Autograf: Universitätsbibliothek Kassel - Landesbibliothek und Murhardsche Bibliothek der Stadt Kassel (D-Kl), Sign. 4° Ms. Hass. 287
Inhaltsangabe: Hans Haase, „Herrmann, Gottfried“, in: Musik in Geschichte und Gegenwart 6, Sp. 264-274, hier Sp. 270

Hochverehrtester H. Kapellmeister!

Ihnen u.

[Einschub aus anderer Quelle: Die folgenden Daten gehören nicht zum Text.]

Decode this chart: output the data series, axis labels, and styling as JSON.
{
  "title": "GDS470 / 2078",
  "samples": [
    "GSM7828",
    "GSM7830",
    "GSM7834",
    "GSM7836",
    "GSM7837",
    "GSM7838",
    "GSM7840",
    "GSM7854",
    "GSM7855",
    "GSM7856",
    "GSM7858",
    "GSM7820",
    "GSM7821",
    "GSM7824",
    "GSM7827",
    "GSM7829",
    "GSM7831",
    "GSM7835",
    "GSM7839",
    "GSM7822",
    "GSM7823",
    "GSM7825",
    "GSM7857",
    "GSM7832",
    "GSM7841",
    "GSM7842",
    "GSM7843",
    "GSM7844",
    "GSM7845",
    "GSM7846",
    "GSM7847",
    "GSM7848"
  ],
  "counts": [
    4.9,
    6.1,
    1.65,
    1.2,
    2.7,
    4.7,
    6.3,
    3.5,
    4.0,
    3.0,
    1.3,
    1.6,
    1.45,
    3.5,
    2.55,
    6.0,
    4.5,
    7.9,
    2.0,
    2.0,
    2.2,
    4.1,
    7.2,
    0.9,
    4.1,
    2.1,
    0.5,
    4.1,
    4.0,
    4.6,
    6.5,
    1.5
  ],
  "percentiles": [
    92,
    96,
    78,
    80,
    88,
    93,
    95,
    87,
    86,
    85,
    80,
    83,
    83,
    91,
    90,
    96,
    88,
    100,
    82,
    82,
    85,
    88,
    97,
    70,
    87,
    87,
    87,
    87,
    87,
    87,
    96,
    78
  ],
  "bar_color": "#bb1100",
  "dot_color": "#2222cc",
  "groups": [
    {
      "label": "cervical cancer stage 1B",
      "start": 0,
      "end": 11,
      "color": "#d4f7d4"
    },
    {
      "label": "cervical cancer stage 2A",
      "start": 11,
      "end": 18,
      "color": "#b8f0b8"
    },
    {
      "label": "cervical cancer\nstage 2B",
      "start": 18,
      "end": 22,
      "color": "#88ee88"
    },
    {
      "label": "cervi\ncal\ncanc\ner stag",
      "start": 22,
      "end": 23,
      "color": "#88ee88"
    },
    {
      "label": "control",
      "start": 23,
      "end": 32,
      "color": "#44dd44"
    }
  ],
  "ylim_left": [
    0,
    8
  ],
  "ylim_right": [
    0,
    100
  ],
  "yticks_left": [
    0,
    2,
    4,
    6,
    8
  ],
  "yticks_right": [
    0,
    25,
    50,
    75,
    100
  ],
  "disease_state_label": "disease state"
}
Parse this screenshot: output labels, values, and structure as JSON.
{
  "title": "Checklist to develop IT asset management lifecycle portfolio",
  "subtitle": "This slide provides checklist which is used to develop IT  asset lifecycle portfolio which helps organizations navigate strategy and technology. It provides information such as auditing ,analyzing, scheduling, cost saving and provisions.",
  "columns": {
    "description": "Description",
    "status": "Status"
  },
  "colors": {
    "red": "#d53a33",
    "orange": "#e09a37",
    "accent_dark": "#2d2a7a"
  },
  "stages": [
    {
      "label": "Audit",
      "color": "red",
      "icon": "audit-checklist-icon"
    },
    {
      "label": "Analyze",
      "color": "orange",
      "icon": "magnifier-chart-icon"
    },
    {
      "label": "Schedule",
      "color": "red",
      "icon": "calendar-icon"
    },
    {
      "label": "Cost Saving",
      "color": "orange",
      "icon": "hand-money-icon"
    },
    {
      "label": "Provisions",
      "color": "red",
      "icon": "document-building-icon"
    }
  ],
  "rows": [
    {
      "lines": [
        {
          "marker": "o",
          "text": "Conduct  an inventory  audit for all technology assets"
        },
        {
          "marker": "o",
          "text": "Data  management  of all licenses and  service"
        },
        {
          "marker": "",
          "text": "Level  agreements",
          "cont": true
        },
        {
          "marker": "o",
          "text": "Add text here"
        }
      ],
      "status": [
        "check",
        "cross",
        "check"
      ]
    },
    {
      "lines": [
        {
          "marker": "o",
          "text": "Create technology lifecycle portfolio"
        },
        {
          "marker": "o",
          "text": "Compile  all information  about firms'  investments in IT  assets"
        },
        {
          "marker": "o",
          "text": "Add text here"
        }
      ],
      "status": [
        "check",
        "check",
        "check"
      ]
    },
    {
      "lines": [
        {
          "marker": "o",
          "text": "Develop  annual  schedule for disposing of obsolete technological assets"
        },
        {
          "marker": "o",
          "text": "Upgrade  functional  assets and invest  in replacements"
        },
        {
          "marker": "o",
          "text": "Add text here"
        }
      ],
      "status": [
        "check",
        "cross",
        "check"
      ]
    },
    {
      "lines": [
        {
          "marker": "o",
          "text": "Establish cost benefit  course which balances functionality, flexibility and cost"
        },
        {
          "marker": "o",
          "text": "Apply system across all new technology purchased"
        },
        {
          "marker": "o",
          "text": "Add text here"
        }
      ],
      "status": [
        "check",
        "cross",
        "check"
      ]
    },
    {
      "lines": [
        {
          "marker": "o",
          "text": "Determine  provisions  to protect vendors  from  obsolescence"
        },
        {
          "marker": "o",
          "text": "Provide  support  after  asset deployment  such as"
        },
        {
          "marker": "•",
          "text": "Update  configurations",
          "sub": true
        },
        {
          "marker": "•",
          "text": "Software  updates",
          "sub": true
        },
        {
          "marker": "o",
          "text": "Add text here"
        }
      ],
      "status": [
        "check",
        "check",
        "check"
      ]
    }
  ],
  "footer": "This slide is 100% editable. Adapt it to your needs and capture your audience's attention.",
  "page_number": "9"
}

Ihren verehrten Angehörigen zu dem bevorstehendem Neujahre die dauerhafteste Gesundheit u. das größte Glück wünschend, erlaube ich mir, Sie wiederholt um Ihr großes Oratorium „des Heilands letzte Stunden zu bitten, Die Zeit der Aufführung ist zwar nicht mehr so sehr fern, jedoch denke ich es bey erhaltenden Studien zu Stande bringen zu können, weshalb ich Sie auch sehr dringend bitte es mir baldmöglichst per Post zu übersenden. Schon früher würde ich mich deshalb an Sie wieder gewandt haben, wenn mich nicht ganr zu überhäufte Geschäfte davon abgehalten hätten. – An Chorstimmen werde ich wenigstens 15 für jede Stimme brauchen, u. sollten denn noch einige fehlen, so kann ich sie ja leicht zuschreiben lassen. Sie wollten die außerordentliche Güte haben, mir selbige zu besorgen. Außer den Blasinstrumenten wünsche ich Partitur, 5 erste Violin – 4 zweite – 4 Viola- u. 5 Basstimmen, u. sehr angenehm würde es mir seyn, wenn Sie mir einen gedruckten Text mit beylegen könnten. – Mit der Post wird zwar der Transport etwas theurer werden, aber es liegt mir sehr daran, recht bald mit dem Einstudiren anfangen zu können, u. per Fracht würde es viel zu lange dauern. – Mit den diesjährigen Concerten geht es mir nicht besser, als früher. Die täglichen Unkosten verzehren die Gesammteinnahmen, so daß ich nicht im Stande bin neue Werke anzuschaffen. Übrigens scheint doch das besuchende Publikum immer mehr u. mehr empfänglicher zu werden, aber dennoch nicht größer. Man muß auf bessere Zeiten hoffen. Wie sehr gern hätte ich eine Ihrer letzten Symphonien angeschafft!! aber wie gesagt. – – die 2te aus D moll1 welche ich vor kurzer Zeit u. die aus Es dur2 welche ich vegangenen Winter aufführte gefielen ganz außerordentlich, u. wurden vom Orchester mit der größten Liebe ausgeführt. Wenn Sie es nicht als unverschämt auslegen wollen, so möchte ich Sie wohl bitten, wenn es Ihnen möglich, mir die c moll Symphonie3 oder die letzte4 beyzulegen. Die Weihe der Töne hatte ich von Hamburg geliehen. Durch Erfüllung dieses Wunsches würden Sie mich außerordentlich erfreuen.
Nebst den besten Empfehlungen von mir u. meiner Frau an Sie u. Ihre verehrte Familie verbleibe ich

mit der größten Hochachtung
Ihr
ganz Ergebener
Gottf. Herrmann.

Lübeck den 28sten Dec.
1840.

Autor(en): Herrmann, Gottfried
Adressat(en): Spohr, Louis
Erwähnte Personen:
Erwähnte Kompositionen: Spohr, Louis : Des Heilands letzte Stunden
Spohr, Louis : Sinfonien, op. 102
Spohr, Louis : Sinfonien, op. 20
Spohr, Louis : Sinfonien, op. 49
Spohr, Louis : Sinfonien, op. 78
Spohr, Louis : Die Weihe der Töne
Erwähnte Orte: Lübeck
Erwähnte Institutionen:
Zitierlink: www.spohr-briefe.de/briefe-einzelansicht?m=1840122840

Spohr



Der letzte erhaltene Brief dieser Korrespondenz ist Herrmann an Spohr, 04.08.1840. Spohrs Antwortbrief ist derzeit verschollen.

[1] Op. 78.

[2] Op. 20.

[3] Sowohl op. 78 als auch 102 stehen in c-Moll.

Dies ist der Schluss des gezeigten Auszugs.